At the expert stage, matters involving video, audio, or image evidence of contested authenticity should include a qualified digital forensics expert from the outset — not as a reactive rebuttal witness but as a proactive reviewer. Detection approaches now include frequency analysis, neural-network classifiers trained on known deepfake datasets, and biometric consistency checks. None is foolproof, but together they provide a defensible methodology.
At the protocol stage, counsel in complex commercial cases should consider negotiating deepfake-authentication provisions into discovery protocols and ESI agreements, specifying the technical standards against which contested media will be measured. Courts have shown willingness to appoint forensic neutrals to oversee technically complex evidence issues; deepfakes are precisely the kind of problem such appointments were designed to address.

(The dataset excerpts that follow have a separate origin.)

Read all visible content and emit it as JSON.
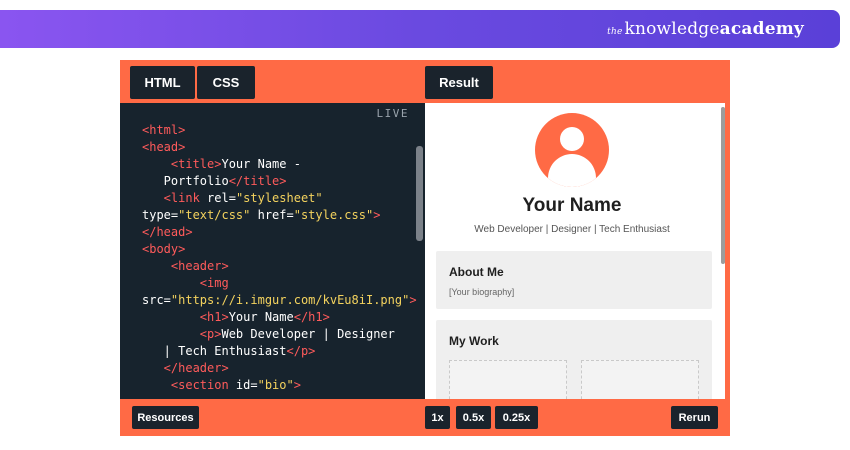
{
  "brand": {
    "the": "the",
    "knowledge": "knowledge",
    "academy": "academy"
  },
  "toolbar": {
    "html_tab": "HTML",
    "css_tab": "CSS",
    "result_tab": "Result"
  },
  "editor": {
    "live_label": "LIVE",
    "lines": [
      [
        {
          "c": "t",
          "v": "<html>"
        }
      ],
      [
        {
          "c": "t",
          "v": "<head>"
        }
      ],
      [
        {
          "c": "t",
          "v": "    <title>"
        },
        {
          "c": "a",
          "v": "Your Name -"
        }
      ],
      [
        {
          "c": "a",
          "v": "   Portfolio"
        },
        {
          "c": "t",
          "v": "</title>"
        }
      ],
      [
        {
          "c": "t",
          "v": "   <link "
        },
        {
          "c": "a",
          "v": "rel="
        },
        {
          "c": "s",
          "v": "\"stylesheet\""
        }
      ],
      [
        {
          "c": "a",
          "v": "type="
        },
        {
          "c": "s",
          "v": "\"text/css\""
        },
        {
          "c": "a",
          "v": " href="
        },
        {
          "c": "s",
          "v": "\"style.css\""
        },
        {
          "c": "t",
          "v": ">"
        }
      ],
      [
        {
          "c": "t",
          "v": "</head>"
        }
      ],
      [
        {
          "c": "t",
          "v": "<body>"
        }
      ],
      [
        {
          "c": "t",
          "v": "    <header>"
        }
      ],
      [
        {
          "c": "t",
          "v": "        <img"
        }
      ],
      [
        {
          "c": "a",
          "v": "src="
        },
        {
          "c": "s",
          "v": "\"https://i.imgur.com/kvEu8iI.png\""
        },
        {
          "c": "t",
          "v": ">"
        }
      ],
      [
        {
          "c": "t",
          "v": "        <h1>"
        },
        {
          "c": "a",
          "v": "Your Name"
        },
        {
          "c": "t",
          "v": "</h1>"
        }
      ],
      [
        {
          "c": "t",
          "v": "        <p>"
        },
        {
          "c": "a",
          "v": "Web Developer | Designer"
        }
      ],
      [
        {
          "c": "a",
          "v": "   | Tech Enthusiast"
        },
        {
          "c": "t",
          "v": "</p>"
        }
      ],
      [
        {
          "c": "t",
          "v": "   </header>"
        }
      ],
      [
        {
          "c": "t",
          "v": "    <section "
        },
        {
          "c": "a",
          "v": "id="
        },
        {
          "c": "s",
          "v": "\"bio\""
        },
        {
          "c": "t",
          "v": ">"
        }
      ]
    ]
  },
  "result": {
    "name": "Your Name",
    "subtitle": "Web Developer | Designer | Tech Enthusiast",
    "about_title": "About Me",
    "about_text": "[Your biography]",
    "work_title": "My Work"
  },
  "bottom": {
    "resources": "Resources",
    "speed_1x": "1x",
    "speed_05x": "0.5x",
    "speed_025x": "0.25x",
    "rerun": "Rerun"
  },
  "colors": {
    "accent": "#ff6a45",
    "code_bg": "#17232d",
    "tag": "#ff5b5b",
    "string": "#f4d35e",
    "banner_start": "#8a55f0",
    "banner_end": "#5a40d8"
  }
}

The Stakes for the Legal System
The deepfake problem is not just a technical inconvenience. It is a structural challenge to evidentiary integrity. If courts cannot reliably distinguish genuine from fabricated digital evidence, the adversarial system's promise — that truth can be found through the presentation and testing of evidence — is undermined at its foundation.
The legal profession's response must be proportionate to that stake: updated authentication standards, mandatory disclosure of AI-generated or AI-manipulated media, greater judicial willingness to appoint independent forensic reviewers, and bar guidance on counsel's obligations when submitting or challenging digital evidence. The technology will not wait. Neither can the courts.
How Law & Forensics Helps
Law & Forensics authenticates and analyzes contested digital media — video, audio, and images — for litigation and arbitration, and serves as forensic neutral, court-appointed expert, and testifying witness on questions of evidentiary integrity. We help counsel build chain-of-custody and authentication protocols before a dispute arises, evaluate suspect media with defensible detection methodology, and present the results in terms a judge, jury, or arbitrator can act on.
Key Takeaway: Counsel should implement chain-of-custody authentication and cryptographic hashing for all digital media evidence as a standing practice — not a response to a specific challenge. In high-stakes matters, retaining a digital forensics expert to review contested media before trial or arbitration is no longer optional risk management; it is baseline competence.